Mastering for YouTube
YouTube doesn’t publish an official number, but industry consensus is that its playback loudness normalization targets -14 LUFS. Deliver audio louder than that and YouTube turns it down; deliver it quieter and it leaves it alone. To land on the target exactly, the pipeline runs ffmpeg’s loudnorm filter in two passes. The first pass measures the entire audio and prints the stats (input_i, input_tp, input_lra, input_thresh) as a JSON blob on stderr. The second pass reads those stats back in and applies a linear static gain to land precisely at -14 LUFS, -1.5 dBTP:
# Pass 1: measure
ffmpeg -i final_en.mp3 \
-af "highpass=f=80,loudnorm=I=-14:TP=-1.5:LRA=9:print_format=json" \
-f null -
# Pass 2: apply linear gain with the measured values
ffmpeg -i final_en.mp3 \
-af "highpass=f=80,loudnorm=I=-14:TP=-1.5:LRA=9\
:measured_I=-18.3:measured_TP=-3.1:measured_LRA=5.4\
:measured_thresh=-28.7:offset=1.2:linear=true" \
-ar 48000 -ac 2 -c:a pcm_s16le final_en_mastered.wavTwo passes instead of one because single-pass mode runs in dynamic compression and ends up “pumping” the gain during silent stretches. With linear=true on pass 2, the gain stays static on top of the pass-1 measurements, so no pumping. The result lands within ±0.1 LU of the target, which is effectively inaudible. The highpass=f=80 filter in front kills HVAC rumble and mains hum below 80 Hz, which the human ear doesn’t catch but will move peak measurements around.
The point where I thought it was done. And it wasn’t.
This is where the most annoying, and most educational, part of the project starts.

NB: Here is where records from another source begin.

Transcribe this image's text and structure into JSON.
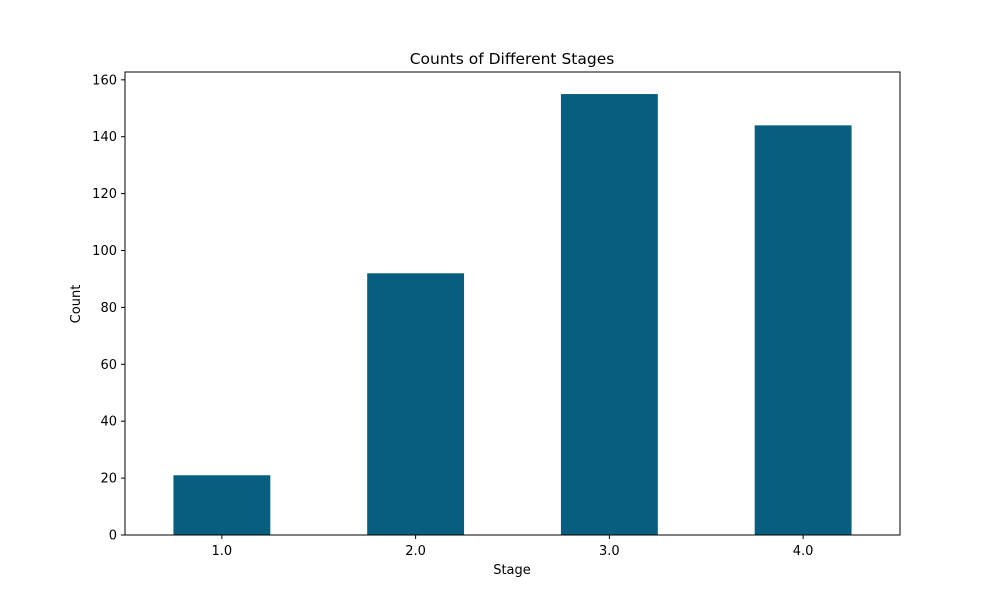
{
  "chart_data": {
    "type": "bar",
    "title": "Counts of Different Stages",
    "xlabel": "Stage",
    "ylabel": "Count",
    "categories": [
      "1.0",
      "2.0",
      "3.0",
      "4.0"
    ],
    "values": [
      21,
      92,
      155,
      144
    ],
    "ylim": [
      0,
      162.75
    ],
    "yticks": [
      0,
      20,
      40,
      60,
      80,
      100,
      120,
      140,
      160
    ],
    "grid": false,
    "legend": "none",
    "colors": {
      "bar": "#075e7e"
    }
  }
}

I really thought I had nailed it on the first big pass. The pipeline closed all 146 episodes, I uploaded everything, and it looked done. The durations matched, the files were all there, and the whole process had finally crossed the complete batch of nearly 96 hours of video. But it was exactly after that upload that I started noticing problems I simply had not anticipated.
The first scare was the jingle situation. I already knew many Akitando episodes begin with that short instrumental intro before I start talking, but I underestimated how much trouble it would cause. YouTube’s .srt is almost useless here, because a jingle is not speech. Sometimes it marks [Music], sometimes it gives you nothing useful, sometimes the window is just wrong. In the first assembly pass, some episodes lost the jingle entirely, some got it doubled, and in others the source-fill from the original audio already contained the right jingle and my splice came in on top of it, pushing everything else forward. This was the kind of bug you only catch when you sit down and actually listen to the final mastered file, not when you just look at total duration.

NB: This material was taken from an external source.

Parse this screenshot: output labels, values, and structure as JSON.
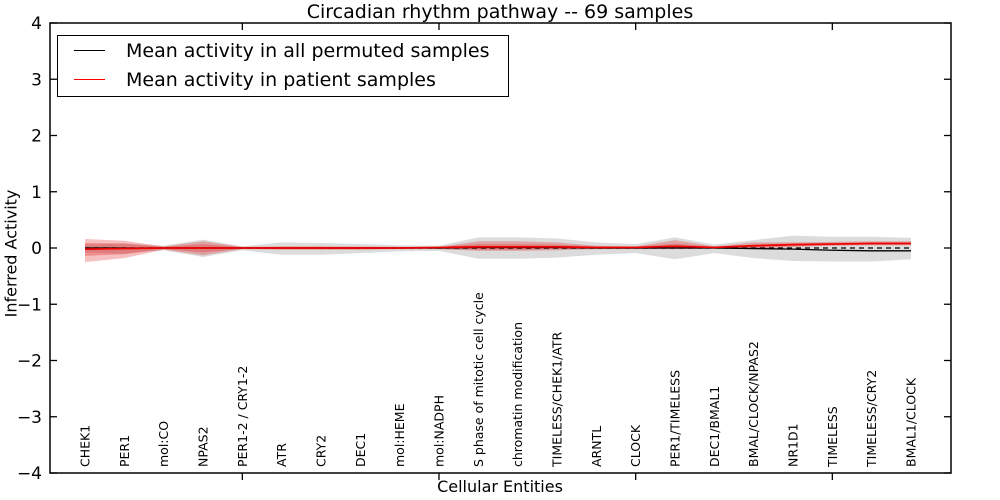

The fix was to stop hoping the subtitle would tell me where the jingle was and go straight to the source. I built a detector using the original video audio itself plus reference jingles, with an audit and repair pass on top of the mastered outputs already generated. That eventually became a small subsystem of its own: detector, audit, cached reassembly, exact-window repair. At the end of that detour, the set of changed episodes collapsed into a well-defined reupload bucket and the jingle problem finally came under control. It was one of those classic production moments: the first solution looked good enough until it hit the whole archive.

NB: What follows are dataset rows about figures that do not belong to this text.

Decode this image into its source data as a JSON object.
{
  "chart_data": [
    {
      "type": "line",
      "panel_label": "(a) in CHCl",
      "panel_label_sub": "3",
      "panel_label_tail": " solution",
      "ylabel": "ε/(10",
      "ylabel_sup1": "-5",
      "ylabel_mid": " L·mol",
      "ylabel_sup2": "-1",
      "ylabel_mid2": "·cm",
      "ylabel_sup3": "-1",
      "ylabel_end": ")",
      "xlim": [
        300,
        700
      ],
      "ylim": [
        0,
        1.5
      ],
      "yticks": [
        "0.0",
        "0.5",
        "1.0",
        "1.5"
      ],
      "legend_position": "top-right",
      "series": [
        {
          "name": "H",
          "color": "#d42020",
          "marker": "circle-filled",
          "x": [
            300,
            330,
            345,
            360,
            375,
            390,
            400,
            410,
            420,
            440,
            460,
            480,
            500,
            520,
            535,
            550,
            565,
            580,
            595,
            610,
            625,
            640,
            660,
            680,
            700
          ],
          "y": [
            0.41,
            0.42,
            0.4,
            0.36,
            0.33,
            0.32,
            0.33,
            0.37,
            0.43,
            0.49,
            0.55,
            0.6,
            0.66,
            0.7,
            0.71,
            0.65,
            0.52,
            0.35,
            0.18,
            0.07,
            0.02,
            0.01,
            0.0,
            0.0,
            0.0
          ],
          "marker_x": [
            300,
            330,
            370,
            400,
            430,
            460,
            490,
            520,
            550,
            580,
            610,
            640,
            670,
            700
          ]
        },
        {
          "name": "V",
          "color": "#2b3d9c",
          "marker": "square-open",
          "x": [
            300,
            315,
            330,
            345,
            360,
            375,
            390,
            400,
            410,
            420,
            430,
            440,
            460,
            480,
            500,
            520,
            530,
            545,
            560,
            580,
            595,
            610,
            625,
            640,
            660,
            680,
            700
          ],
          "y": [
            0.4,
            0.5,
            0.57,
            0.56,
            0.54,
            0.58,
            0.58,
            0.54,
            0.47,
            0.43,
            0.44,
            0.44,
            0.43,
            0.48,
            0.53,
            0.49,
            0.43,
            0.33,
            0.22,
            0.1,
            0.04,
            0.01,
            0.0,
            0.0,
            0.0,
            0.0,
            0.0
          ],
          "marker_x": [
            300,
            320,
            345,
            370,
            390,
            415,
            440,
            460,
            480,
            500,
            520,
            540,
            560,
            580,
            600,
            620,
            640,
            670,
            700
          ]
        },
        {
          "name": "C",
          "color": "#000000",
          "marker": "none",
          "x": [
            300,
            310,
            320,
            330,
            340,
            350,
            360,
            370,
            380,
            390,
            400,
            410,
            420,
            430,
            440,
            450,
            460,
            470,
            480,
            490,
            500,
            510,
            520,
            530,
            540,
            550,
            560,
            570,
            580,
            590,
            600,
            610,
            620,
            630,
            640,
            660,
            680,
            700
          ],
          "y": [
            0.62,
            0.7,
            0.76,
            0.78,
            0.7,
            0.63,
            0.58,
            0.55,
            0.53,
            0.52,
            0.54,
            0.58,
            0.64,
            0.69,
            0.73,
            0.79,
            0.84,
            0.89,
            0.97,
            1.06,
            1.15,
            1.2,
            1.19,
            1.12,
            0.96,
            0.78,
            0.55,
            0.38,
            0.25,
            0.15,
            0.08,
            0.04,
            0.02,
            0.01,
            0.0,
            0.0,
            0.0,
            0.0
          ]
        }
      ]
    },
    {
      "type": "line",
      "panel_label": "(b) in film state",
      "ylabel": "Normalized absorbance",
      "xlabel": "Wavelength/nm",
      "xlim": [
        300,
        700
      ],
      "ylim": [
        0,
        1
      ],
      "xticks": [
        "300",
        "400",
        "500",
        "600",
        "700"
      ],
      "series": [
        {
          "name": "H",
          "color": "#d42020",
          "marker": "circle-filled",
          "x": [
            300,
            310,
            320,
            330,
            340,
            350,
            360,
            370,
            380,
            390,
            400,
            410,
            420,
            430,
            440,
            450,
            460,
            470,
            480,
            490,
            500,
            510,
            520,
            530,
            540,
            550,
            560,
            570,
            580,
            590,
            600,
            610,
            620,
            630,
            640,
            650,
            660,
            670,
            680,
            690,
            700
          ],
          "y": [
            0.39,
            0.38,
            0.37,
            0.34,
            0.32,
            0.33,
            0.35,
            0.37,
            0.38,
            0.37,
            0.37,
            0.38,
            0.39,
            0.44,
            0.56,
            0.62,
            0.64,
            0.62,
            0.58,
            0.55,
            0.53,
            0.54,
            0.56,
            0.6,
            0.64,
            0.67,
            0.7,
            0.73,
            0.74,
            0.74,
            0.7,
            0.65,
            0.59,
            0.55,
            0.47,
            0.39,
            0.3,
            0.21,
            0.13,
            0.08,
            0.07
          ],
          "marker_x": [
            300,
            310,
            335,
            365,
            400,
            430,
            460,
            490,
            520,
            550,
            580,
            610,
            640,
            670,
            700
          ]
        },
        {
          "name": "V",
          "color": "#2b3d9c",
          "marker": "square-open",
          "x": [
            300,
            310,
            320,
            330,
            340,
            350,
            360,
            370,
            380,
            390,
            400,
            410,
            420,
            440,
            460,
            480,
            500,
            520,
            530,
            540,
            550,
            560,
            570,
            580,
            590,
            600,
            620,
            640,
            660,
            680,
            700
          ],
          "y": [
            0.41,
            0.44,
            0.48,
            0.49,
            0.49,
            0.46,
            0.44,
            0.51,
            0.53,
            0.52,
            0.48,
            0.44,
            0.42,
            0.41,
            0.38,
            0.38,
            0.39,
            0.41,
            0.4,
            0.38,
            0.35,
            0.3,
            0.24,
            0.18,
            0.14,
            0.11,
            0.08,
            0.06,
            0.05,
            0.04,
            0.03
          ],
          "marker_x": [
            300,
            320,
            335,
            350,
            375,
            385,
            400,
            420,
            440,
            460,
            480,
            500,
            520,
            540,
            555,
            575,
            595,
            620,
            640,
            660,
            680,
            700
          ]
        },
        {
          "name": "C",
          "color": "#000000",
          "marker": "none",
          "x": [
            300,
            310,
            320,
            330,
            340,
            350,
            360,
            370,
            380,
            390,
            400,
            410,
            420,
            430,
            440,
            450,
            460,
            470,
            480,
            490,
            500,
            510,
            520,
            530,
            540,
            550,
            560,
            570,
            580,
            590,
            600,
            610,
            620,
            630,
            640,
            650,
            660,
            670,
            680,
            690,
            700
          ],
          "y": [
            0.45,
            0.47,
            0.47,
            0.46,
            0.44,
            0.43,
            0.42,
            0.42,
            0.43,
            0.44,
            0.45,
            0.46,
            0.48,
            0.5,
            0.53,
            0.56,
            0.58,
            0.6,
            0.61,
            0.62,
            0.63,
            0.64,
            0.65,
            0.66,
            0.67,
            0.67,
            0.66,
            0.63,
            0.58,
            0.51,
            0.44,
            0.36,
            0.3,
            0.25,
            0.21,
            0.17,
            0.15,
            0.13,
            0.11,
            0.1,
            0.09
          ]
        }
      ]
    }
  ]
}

Then came the second punch, and this one was more expensive: I had forgotten a basic fact about YouTube subtitles. SRT is built to be read on screen, not to become spoken script. So an idea that was a full paragraph in my original text showed up split into several small cues, each with its own micro time window. In the first version of the pipeline I was using those cues as the generation unit for ElevenLabs. The result was TTS audio that was coherent locally, but the final assembly inserted artificial silences in the middle of sentences. Technically aligned, humanly weird.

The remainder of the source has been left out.